Think the Legal Services Ombudsman is going too far by publishing figures of complaints against named law firms? Think again. What if the information was linked to data showing each firm’s geographical location together with that of named solicitors subjected to Solicitors Regulation Authority sanctions?

In the web world, that’s what’s known as a ‘mash-up’ - you take unrelated data from two or more sources, and see what unexpected clusters turn up. For a simple example, see the excellent free website www.commutefrom.com, which maps London property prices against commuting times.

The idea isn’t new - the Victorian physician John Snow was doing something similar when he mapped cholera deaths in Soho against the distance from a water pump in Broad Street. But web technology makes mash-up sites easy to build and pretty well self-running thereafter. Before creating his cholera map, Snow needed a good idea that he was on to something. The modern masher can do it on a whim, just to see what happens.

Now, I have no idea what might emerge from mashing up the ombudsman’s complaints data, let alone how someone might make a business out of it. But, sooner or later it will be tried. Knowing this perfectly well, the ombudsman is trying to fend off interest by making the data available in a form that makes it inconvenient to reuse. Data geeks will notice that the complaints tables are available only formatted for the web or laid out as a PDF document rather than in a format that can be easily read by computers (the approved one is called CSV, for comma-separated values).

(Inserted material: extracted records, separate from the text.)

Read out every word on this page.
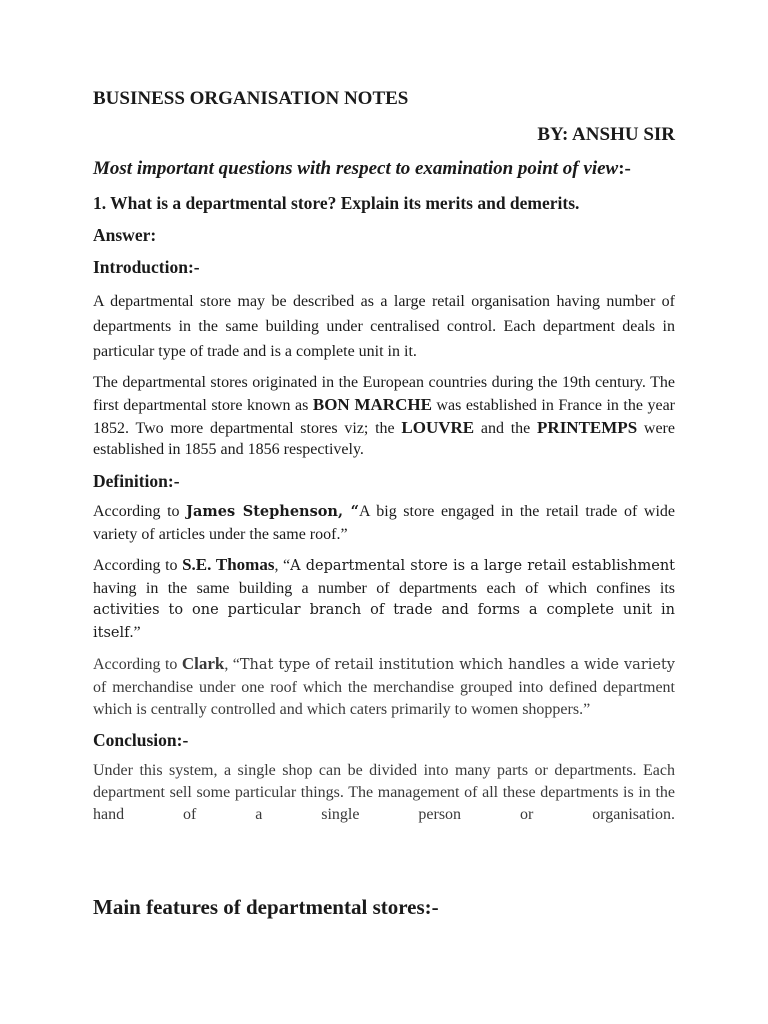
BUSINESS ORGANISATION NOTES

BY: ANSHU SIR

Most important questions with respect to examination point of view:-

1. What is a departmental store? Explain its merits and demerits.

Answer:

Introduction:-

A departmental store may be described as a large retail organisation having number of departments in the same building under centralised control. Each department deals in particular type of trade and is a complete unit in it.

The departmental stores originated in the European countries during the 19th century. The first departmental store known as BON MARCHE was established in France in the year 1852. Two more departmental stores viz; the LOUVRE and the PRINTEMPS were established in 1855 and 1856 respectively.

Definition:-

According to James Stephenson, “A big store engaged in the retail trade of wide variety of articles under the same roof.”

According to S.E. Thomas, “A departmental store is a large retail establishment having in the same building a number of departments each of which confines its activities to one particular branch of trade and forms a complete unit in itself.”

According to Clark, “That type of retail institution which handles a wide variety of merchandise under one roof which the merchandise grouped into defined department which is centrally controlled and which caters primarily to women shoppers.”

Conclusion:-

Under this system, a single shop can be divided into many parts or departments. Each department sell some particular things. The management of all these departments is in the hand of a single person or organisation.

Main features of departmental stores:-
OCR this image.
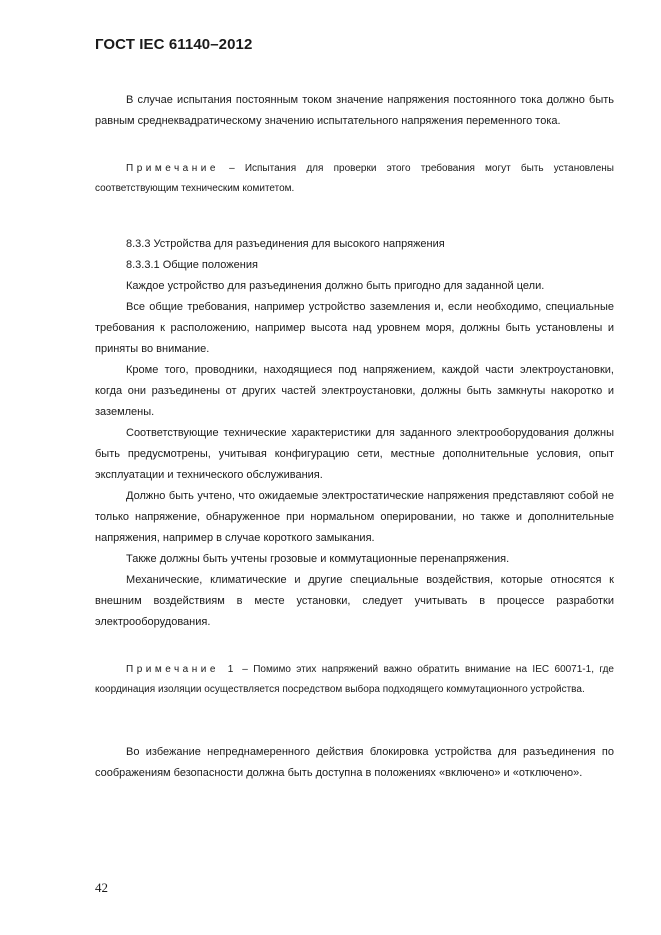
ГОСТ IEC 61140–2012

В случае испытания постоянным током значение напряжения постоянного тока должно быть равным среднеквадратическому значению испытательного напряжения переменного тока.

Примечание – Испытания для проверки этого требования могут быть установлены соответствующим техническим комитетом.

8.3.3 Устройства для разъединения для высокого напряжения

8.3.3.1 Общие положения

Каждое устройство для разъединения должно быть пригодно для заданной цели.

Все общие требования, например устройство заземления и, если необходимо, специальные требования к расположению, например высота над уровнем моря, должны быть установлены и приняты во внимание.

Кроме того, проводники, находящиеся под напряжением, каждой части электроустановки, когда они разъединены от других частей электроустановки, должны быть замкнуты накоротко и заземлены.

Соответствующие технические характеристики для заданного электрооборудования должны быть предусмотрены, учитывая конфигурацию сети, местные дополнительные условия, опыт эксплуатации и технического обслуживания.

Должно быть учтено, что ожидаемые электростатические напряжения представляют собой не только напряжение, обнаруженное при нормальном оперировании, но также и дополнительные напряжения, например в случае короткого замыкания.

Также должны быть учтены грозовые и коммутационные перенапряжения.

Механические, климатические и другие специальные воздействия, которые относятся к внешним воздействиям в месте установки, следует учитывать в процессе разработки электрооборудования.

Примечание 1 – Помимо этих напряжений важно обратить внимание на IEC 60071-1, где координация изоляции осуществляется посредством выбора подходящего коммутационного устройства.

Во избежание непреднамеренного действия блокировка устройства для разъединения по соображениям безопасности должна быть доступна в положениях «включено» и «отключено».

42
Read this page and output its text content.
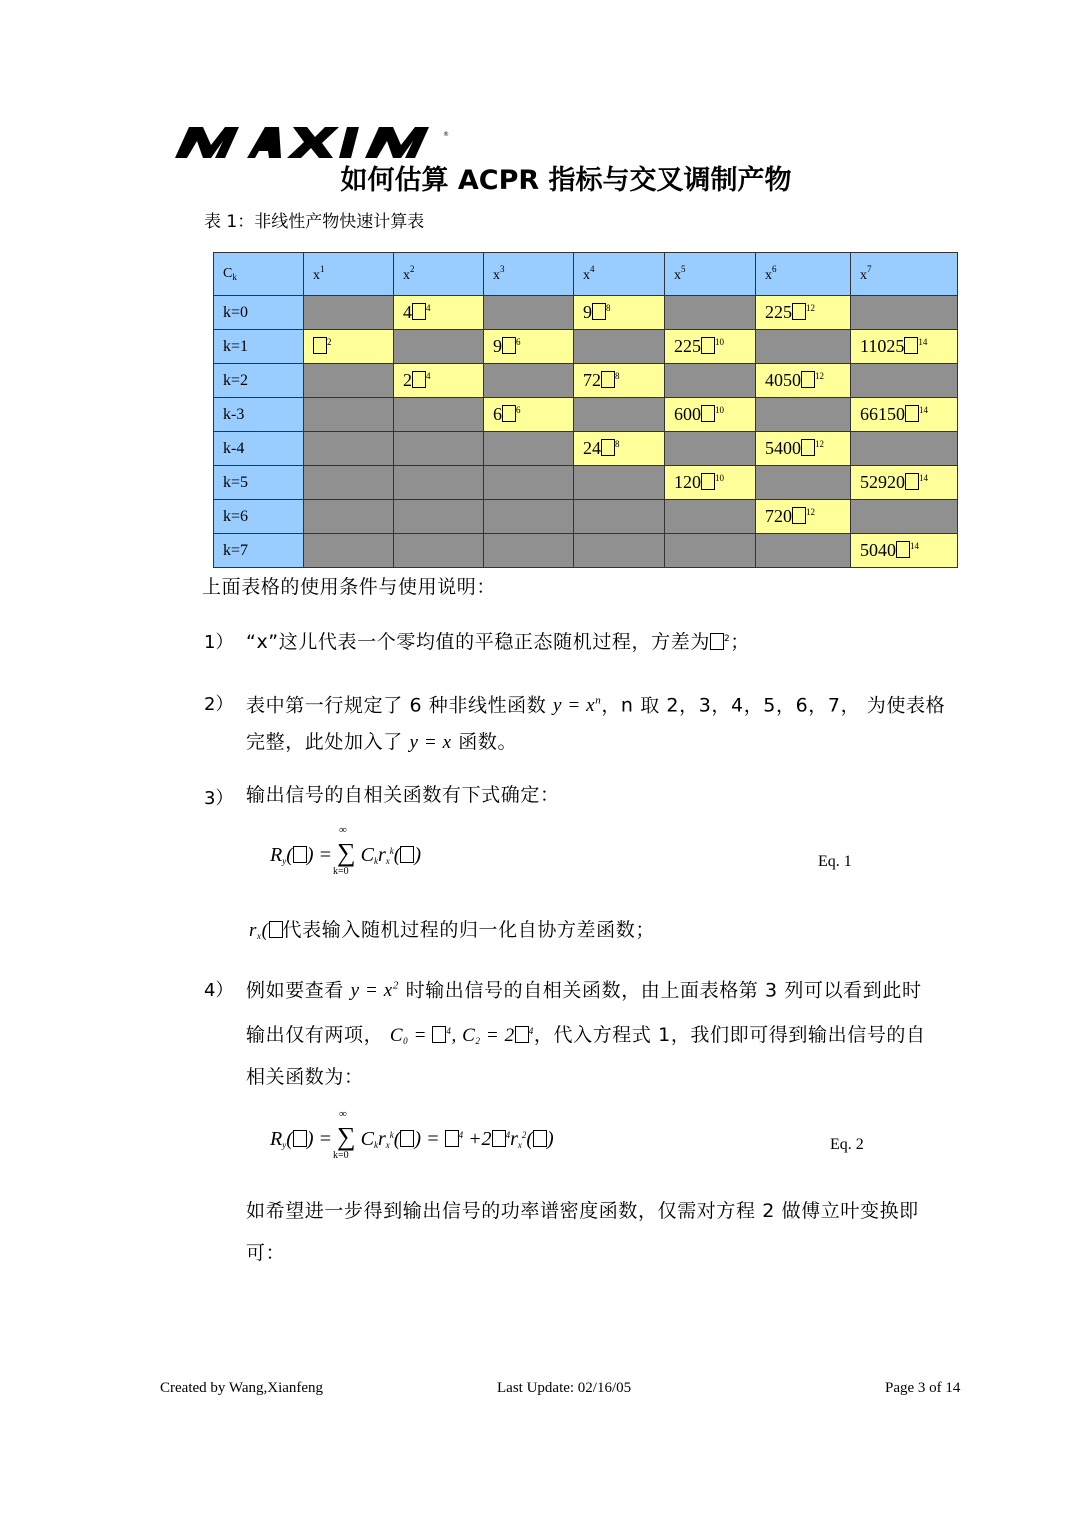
®
如何估算 ACPR 指标与交叉调制产物
表 1：非线性产物快速计算表
$C_k$	$x^1$	$x^2$	$x^3$	$x^4$	$x^5$	$x^6$	$x^7$
k=0		4 $^4$		9 $^8$		225 $^{12}$	
k=1	$^2$		9 $^6$		225 $^{10}$		11025 $^{14}$
k=2		2 $^4$		72 $^8$		4050 $^{12}$	
k-3			6 $^6$		600 $^{10}$		66150 $^{14}$
k-4				24 $^8$		5400 $^{12}$	
k=5					120 $^{10}$		52920 $^{14}$
k=6						720 $^{12}$	
k=7							5040 $^{14}$
上面表格的使用条件与使用说明：
1） “x”这儿代表一个零均值的平稳正态随机过程，方差为 $^2$；
2） 表中第一行规定了 6 种非线性函数 $y = x^n$，n 取 2，3，4，5，6，7， 为使表格
完整，此处加入了 y = x 函数。
3） 输出信号的自相关函数有下式确定：
$R_y$( ) = ∑
∞
k=0
$C_kr_x^k$( )	Eq. 1
$r_x$( 代表输入随机过程的归一化自协方差函数；
4） 例如要查看 $y = x^2$ 时输出信号的自相关函数，由上面表格第 3 列可以看到此时
输出仅有两项， $C_0 = ^4$, $C_2 = 2$ $^4$，代入方程式 1，我们即可得到输出信号的自
相关函数为：
$R_y$( ) = ∑
∞
k=0
$C_kr_x^k$( ) = $^4$ +2 $^4r_x^2$( )	Eq. 2
如希望进一步得到输出信号的功率谱密度函数，仅需对方程 2 做傅立叶变换即
可：
Created by Wang,Xianfeng	Last Update: 02/16/05	Page 3 of 14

When we asked why, the ombudsman’s office replied that its policy team wants ‘to minimise the potential for it being misused and viewed out of context - and so we've applied a blanket response to any requests for CSV formatting’.

This is feeble stonewalling. For a start, it goes against the current government’s policy as a matter of principle to make all public data available in a machine-readable format. Even the Ministry of Justice has been forced to go along, under an open data strategy published earlier this year. More to the point, formatting isn’t an insuperable barrier - there’s nothing to stop a determined masher simply retyping the data into a CSV list.

The ombudsman’s office seems to recognise this inevitability. Its statement goes on to say: ‘we know there are legitimate reasons why a third party might want access to the data so we're considering our approach for future requests’. So, why not just save a lot of fuss and money and do it now?

And, in the meantime, let’s have some ideas for possible mash-ups. With house prices, perhaps, or neighbourhood crime statistics? The data is all there on the web. We’ve paid for it, so may as well use it.